The proposed deal builds on bilateral agreements the United States already has around the Pacific with Singapore, Chile, Peru and Australia to create a bigger free trade zone.

U.S. business groups, frustrated with Obama's failure to push for congressional approval of free-trade agreements his predecessor negotiated with South Korea, Panama and Colombia, are attempting to hold his feet to the fire.


They want the eight TPP countries to set a goal this week of reaching a deal by the time by Obama hosts an annual meeting of the 21 APEC leaders in Hawaii in November 2011.

They also want the countries to pledge not to impose any new barriers to trade while the pact is being negotiated.

That means Obama would have to ride herd on any U.S. lawmakers proposing measures such as the "Buy American" provision of last year's stimulus bill.

"If we could get those two things out of the next week, we would be very, very happy," said Tami Overby, vice president for Asia at the U.S. Chamber of Commerce.

The other TPP countries include Peru, Chile, Singapore, Brunei, New Zealand and Australia, which hosted the first round of negotiations in March.

For many U.S. exporters, Vietnam is the real prize in the talks with its population of over 86 million.

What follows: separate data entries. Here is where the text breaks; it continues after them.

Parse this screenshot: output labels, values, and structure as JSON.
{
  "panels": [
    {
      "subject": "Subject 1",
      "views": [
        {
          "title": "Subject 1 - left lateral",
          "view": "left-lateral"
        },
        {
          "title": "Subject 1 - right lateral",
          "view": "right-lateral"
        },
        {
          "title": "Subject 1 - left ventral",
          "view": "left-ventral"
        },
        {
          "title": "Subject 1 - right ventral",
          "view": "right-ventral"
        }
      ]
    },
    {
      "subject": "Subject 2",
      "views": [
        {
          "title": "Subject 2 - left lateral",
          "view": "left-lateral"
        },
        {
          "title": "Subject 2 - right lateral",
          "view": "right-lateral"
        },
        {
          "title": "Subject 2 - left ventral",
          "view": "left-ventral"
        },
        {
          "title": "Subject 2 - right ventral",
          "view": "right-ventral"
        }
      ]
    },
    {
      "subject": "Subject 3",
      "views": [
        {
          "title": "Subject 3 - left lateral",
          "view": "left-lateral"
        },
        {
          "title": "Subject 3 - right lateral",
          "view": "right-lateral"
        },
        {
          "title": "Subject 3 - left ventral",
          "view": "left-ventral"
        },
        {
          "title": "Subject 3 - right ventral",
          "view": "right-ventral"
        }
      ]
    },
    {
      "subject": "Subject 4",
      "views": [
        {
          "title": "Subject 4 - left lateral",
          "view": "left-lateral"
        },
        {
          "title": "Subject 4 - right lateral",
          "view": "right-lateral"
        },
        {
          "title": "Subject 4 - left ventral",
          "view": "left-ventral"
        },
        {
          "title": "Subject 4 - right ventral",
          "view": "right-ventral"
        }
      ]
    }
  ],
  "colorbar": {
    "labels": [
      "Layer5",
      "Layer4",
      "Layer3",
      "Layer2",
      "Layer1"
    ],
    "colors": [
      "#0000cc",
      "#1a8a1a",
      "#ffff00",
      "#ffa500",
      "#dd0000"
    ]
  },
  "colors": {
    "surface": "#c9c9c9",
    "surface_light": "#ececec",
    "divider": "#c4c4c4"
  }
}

It also represents the biggest challenge since there is concern it will be hard for the fast-growing developing country to agree to the same protections for workers and the environment that other TPP members are expected to accept.

Critics are also raising concerns about human rights abuses in both Vietnam and Brunei, a tiny country on the island of Borneo in Southeast Asia.

"Some are wondering if Vietnam can do what it takes to be part of the TranspAcific Partnership and others are wondering if you should do it. My response to both of these questions is a resounding 'Yes'," Deputy U.S. Trade Representative Demetrios Marantis said last week in a speech in Hanoi.

Still, negotiators have a lot of ground to cover if they want to reach a deal by November 2011.

"This is going to be a long-running complex negotiation of eight parties to get a new level of trade agreement, to throw the old template up in the air and see if we can get something better," one diplomatic official said.

The first round in Melbourne was a good start, but countries are expected to come to San Francisco prepared to take "a big step forward" in terms of defining the precise objectives of the agreement in areas ranging from intellectual property rights protection to standard setting, he said.